脱酵素材とは、鉄が酸化する時に空気中の酸素を吸収し、カビや害虫、油脂の変質などを防止するものです。主に食品の包装や衣類関係で利用されています。脱酵素材と使い捨てカイロはともに「酸素を吸収する」効果があるものなので、同じように使えるというわけです。
お米の長期保存に活用
使い捨てカイロと衣類圧縮袋を使って白米の保存期間を延ばす方法があります。
《使用するもの》
- 白米(未開封のお米)
- 使い捨てカイロ
- 衣類圧縮袋
- つまようじ
- 除菌用品(除菌スプレーまたは除菌シートなど)
- ガムテープ
《手順》
- お米の袋の外側を除菌スプレーまたは除菌シートを使ってきれいに拭きます。
- お米の袋の両側に出ているビニールがひらひらした部分をガムテープで止めます。切り取らずにそのまま圧縮袋に入れると密封する際に隙間ができたり圧縮袋を傷つけたりジッパーに挟まる可能性があります。
- お米の袋全体につまようじを刺して穴を開けます。穴は2cm~3cmほどの間隔をあけて袋全体にまんべんなく刺しましょう。これはお米の中の酸素をできるだけ外に出して空気の通りを良くすることが目的です。
- 穴を開けたお米を衣類圧縮袋に入れます。
- 使い捨てカイロを軽くふって発熱が始まる状態にし、つまようじで穴を開けたお米の袋の上に使い捨てカイロを置きます。
- 衣類圧縮袋の空気を抜いて圧縮します。カイロはしばらく発熱していますが、しっかり密封していれば熱が冷めて冷たくなります。もし、いつまでたっても冷たくならない場合はしっかり圧縮されずに酸素が残っている可能性があります。圧縮袋に空気が残っている場合はしっかり空気を抜きましょう。
- しっかり密封し使い捨てカイロが冷たくなったら完了です。あとは湿気のない場所に保管しましょう。
NPO法人に回収してもらう
地球環境ネットワークの一環で「鉄の資源材」として使い捨てカイロの中身を使う運動がおこなわれています。ただし、誰でもが利用できるわけではありませんので活動しているNPO法人に条件などを確認しましょう。
そのまま捨てるのはもったいない使い捨てカイロです。カイロとしての役目を終えた後でも、脱臭剤・除湿財などに再利用・リサイクルすることによってゴミを減らすことができます。
参考:使用済み使いすてカイロのリサイクル|NPO法人 地域循環ネットワーク
使い捨てカイロの成分と効果
使い捨てカイロの捨て方で燃えないゴミに分別している自治体が多いのは、中身を知ると納得できると思います。

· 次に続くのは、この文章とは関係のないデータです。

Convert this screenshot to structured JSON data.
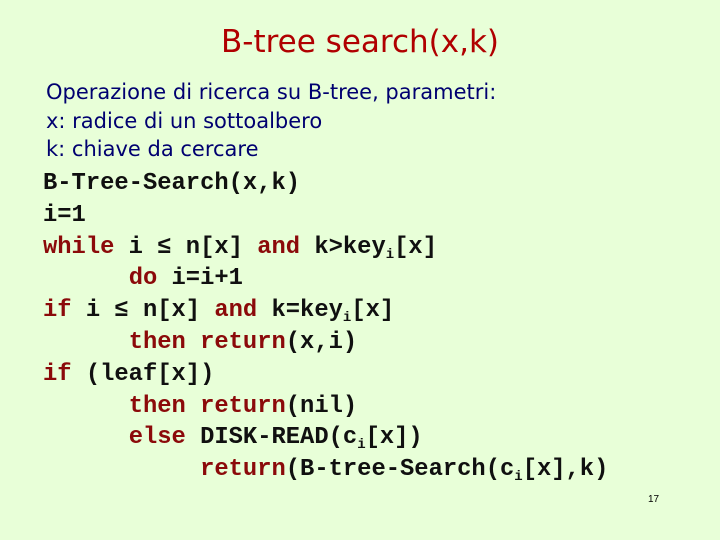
{
  "slide": {
    "title": "B-tree search(x,k)",
    "page_number": "17",
    "colors": {
      "background": "#E8FFD8",
      "title": "#B00000",
      "description": "#000070",
      "keyword": "#8B0A0A",
      "code": "#101010"
    }
  },
  "description": {
    "lines": [
      "Operazione di ricerca su B-tree, parametri:",
      "x: radice di un sottoalbero",
      "k: chiave da cercare"
    ]
  },
  "code": {
    "line1": {
      "text": "B-Tree-Search(x,k)"
    },
    "line2": {
      "text": "i=1"
    },
    "line3": {
      "kw1": "while",
      "t1": " i ≤ n[x] ",
      "kw2": "and",
      "t2": " k>key",
      "sub": "i",
      "t3": "[x]"
    },
    "line4": {
      "indent": "      ",
      "kw1": "do",
      "t1": " i=i+1"
    },
    "line5": {
      "kw1": "if",
      "t1": " i ≤ n[x] ",
      "kw2": "and",
      "t2": " k=key",
      "sub": "i",
      "t3": "[x]"
    },
    "line6": {
      "indent": "      ",
      "kw1": "then",
      "t0": " ",
      "kw2": "return",
      "t1": "(x,i)"
    },
    "line7": {
      "kw1": "if",
      "t1": " (leaf[x])"
    },
    "line8": {
      "indent": "      ",
      "kw1": "then",
      "t0": " ",
      "kw2": "return",
      "t1": "(nil)"
    },
    "line9": {
      "indent": "      ",
      "kw1": "else",
      "t1": " DISK-READ(c",
      "sub": "i",
      "t2": "[x])"
    },
    "line10": {
      "indent": "           ",
      "kw1": "return",
      "t1": "(B-tree-Search(c",
      "sub": "i",
      "t2": "[x],k)"
    }
  }
}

使い捨てカイロは、中身の鉄分を急速に酸化させることによって熱を発生させています。言いかえれば、粉状にした鉄を急速にサビさせることにより熱を発生させているわけです。これがカイロが温かくなる原理です。通常、鉄製品は時間をかけゆっくり酸化してサビますので、使い捨てカイロのように熱を発生することはありません。
使い捨てカイロに使われている原料は、「鉄粉」「水」「塩類」「活性炭」「バーミキュライト」の5つです。この5つを不織布の袋に入れて、使い捨てカイロが出来上がります。
鉄粉
カイロが暖かくなる原理は、鉄を粉状にすることによって急速に酸化させることにより熱を発生させます。鉄が粉状でないとカイロはなりたたないのです。

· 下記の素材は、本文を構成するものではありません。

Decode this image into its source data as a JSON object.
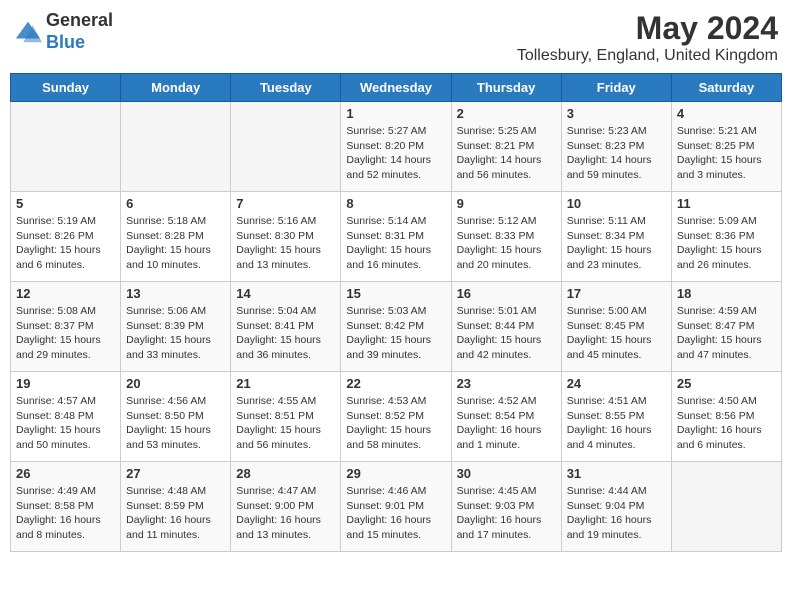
{
  "header": {
    "logo_line1": "General",
    "logo_line2": "Blue",
    "month_year": "May 2024",
    "location": "Tollesbury, England, United Kingdom"
  },
  "days_of_week": [
    "Sunday",
    "Monday",
    "Tuesday",
    "Wednesday",
    "Thursday",
    "Friday",
    "Saturday"
  ],
  "weeks": [
    [
      {
        "day": "",
        "info": ""
      },
      {
        "day": "",
        "info": ""
      },
      {
        "day": "",
        "info": ""
      },
      {
        "day": "1",
        "info": "Sunrise: 5:27 AM\nSunset: 8:20 PM\nDaylight: 14 hours and 52 minutes."
      },
      {
        "day": "2",
        "info": "Sunrise: 5:25 AM\nSunset: 8:21 PM\nDaylight: 14 hours and 56 minutes."
      },
      {
        "day": "3",
        "info": "Sunrise: 5:23 AM\nSunset: 8:23 PM\nDaylight: 14 hours and 59 minutes."
      },
      {
        "day": "4",
        "info": "Sunrise: 5:21 AM\nSunset: 8:25 PM\nDaylight: 15 hours and 3 minutes."
      }
    ],
    [
      {
        "day": "5",
        "info": "Sunrise: 5:19 AM\nSunset: 8:26 PM\nDaylight: 15 hours and 6 minutes."
      },
      {
        "day": "6",
        "info": "Sunrise: 5:18 AM\nSunset: 8:28 PM\nDaylight: 15 hours and 10 minutes."
      },
      {
        "day": "7",
        "info": "Sunrise: 5:16 AM\nSunset: 8:30 PM\nDaylight: 15 hours and 13 minutes."
      },
      {
        "day": "8",
        "info": "Sunrise: 5:14 AM\nSunset: 8:31 PM\nDaylight: 15 hours and 16 minutes."
      },
      {
        "day": "9",
        "info": "Sunrise: 5:12 AM\nSunset: 8:33 PM\nDaylight: 15 hours and 20 minutes."
      },
      {
        "day": "10",
        "info": "Sunrise: 5:11 AM\nSunset: 8:34 PM\nDaylight: 15 hours and 23 minutes."
      },
      {
        "day": "11",
        "info": "Sunrise: 5:09 AM\nSunset: 8:36 PM\nDaylight: 15 hours and 26 minutes."
      }
    ],
    [
      {
        "day": "12",
        "info": "Sunrise: 5:08 AM\nSunset: 8:37 PM\nDaylight: 15 hours and 29 minutes."
      },
      {
        "day": "13",
        "info": "Sunrise: 5:06 AM\nSunset: 8:39 PM\nDaylight: 15 hours and 33 minutes."
      },
      {
        "day": "14",
        "info": "Sunrise: 5:04 AM\nSunset: 8:41 PM\nDaylight: 15 hours and 36 minutes."
      },
      {
        "day": "15",
        "info": "Sunrise: 5:03 AM\nSunset: 8:42 PM\nDaylight: 15 hours and 39 minutes."
      },
      {
        "day": "16",
        "info": "Sunrise: 5:01 AM\nSunset: 8:44 PM\nDaylight: 15 hours and 42 minutes."
      },
      {
        "day": "17",
        "info": "Sunrise: 5:00 AM\nSunset: 8:45 PM\nDaylight: 15 hours and 45 minutes."
      },
      {
        "day": "18",
        "info": "Sunrise: 4:59 AM\nSunset: 8:47 PM\nDaylight: 15 hours and 47 minutes."
      }
    ],
    [
      {
        "day": "19",
        "info": "Sunrise: 4:57 AM\nSunset: 8:48 PM\nDaylight: 15 hours and 50 minutes."
      },
      {
        "day": "20",
        "info": "Sunrise: 4:56 AM\nSunset: 8:50 PM\nDaylight: 15 hours and 53 minutes."
      },
      {
        "day": "21",
        "info": "Sunrise: 4:55 AM\nSunset: 8:51 PM\nDaylight: 15 hours and 56 minutes."
      },
      {
        "day": "22",
        "info": "Sunrise: 4:53 AM\nSunset: 8:52 PM\nDaylight: 15 hours and 58 minutes."
      },
      {
        "day": "23",
        "info": "Sunrise: 4:52 AM\nSunset: 8:54 PM\nDaylight: 16 hours and 1 minute."
      },
      {
        "day": "24",
        "info": "Sunrise: 4:51 AM\nSunset: 8:55 PM\nDaylight: 16 hours and 4 minutes."
      },
      {
        "day": "25",
        "info": "Sunrise: 4:50 AM\nSunset: 8:56 PM\nDaylight: 16 hours and 6 minutes."
      }
    ],
    [
      {
        "day": "26",
        "info": "Sunrise: 4:49 AM\nSunset: 8:58 PM\nDaylight: 16 hours and 8 minutes."
      },
      {
        "day": "27",
        "info": "Sunrise: 4:48 AM\nSunset: 8:59 PM\nDaylight: 16 hours and 11 minutes."
      },
      {
        "day": "28",
        "info": "Sunrise: 4:47 AM\nSunset: 9:00 PM\nDaylight: 16 hours and 13 minutes."
      },
      {
        "day": "29",
        "info": "Sunrise: 4:46 AM\nSunset: 9:01 PM\nDaylight: 16 hours and 15 minutes."
      },
      {
        "day": "30",
        "info": "Sunrise: 4:45 AM\nSunset: 9:03 PM\nDaylight: 16 hours and 17 minutes."
      },
      {
        "day": "31",
        "info": "Sunrise: 4:44 AM\nSunset: 9:04 PM\nDaylight: 16 hours and 19 minutes."
      },
      {
        "day": "",
        "info": ""
      }
    ]
  ]
}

なぜ粉状にすると急速に酸化するかというと、粉の形態の方が表面積が大きいからです。表面積が大きい分、急速にサビさせることができるというわけなのです。粉状にすることで表面積を大きくし、素早い化学反応を促すことができます。
水
水によって鉄の粉の酸化を促進する効果があります。カイロがすぐに熱くなるのは水のおかげです。
塩類
塩類は鉄の粉の酸化を促進する効果があります。塩類はカイロにはかかせないものとなります。
活性炭
活性炭には表面に無数の穴があいていて、この穴に空気をたくさん取りこめることができます。鉄の粉と活性炭を混ぜることにより鉄の粉の酸化を促進させることができます。

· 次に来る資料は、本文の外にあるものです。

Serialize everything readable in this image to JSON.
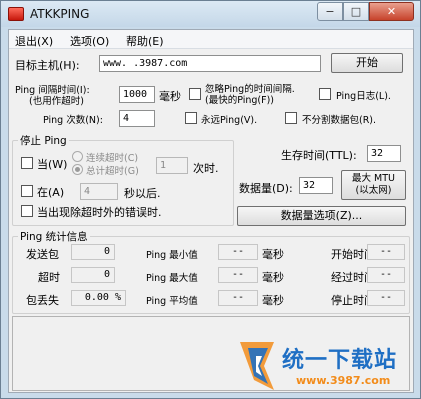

鉄粉に水、塩類、活性炭を混ぜることで、鉄が化学反応を起こすのをさらに速くしているという仕組みです。
バーミキュライト
バーミキュライトとは小さい穴がたくさん開いた鉱物の一種で、高い保水力があります。カイロにはかなりたくさんの水が含まれていますが、中の粉を触った時サラサラしているのはバーミキュライトの表面の小さな穴に水分を取りこんで保水材の役目をしているからです。
例えばバーミキュライトを使った身近なものでは、観葉植物の保水土があります。植物の保水ができるくらい保水力が高いので、手で握ったり体に張り付けても不快感のない使い捨てカイロができるのです。
まとめ
使い捨てカイロの捨て方や再利用の方法はいかがでしたでしょうか?
昔は、使い捨てカイロといえば寒い冬に使用するものでしたが、近年では夏でもクーラーの効いたお店、オフィスで女性の冷え性防止や自律神経失調症から使い捨てカイロを使用する例が増えてきました。
つまり一年中使用されるということは、いつでもゴミとして捨てられることとなりますが、できる限り再利用することを心がけましょう。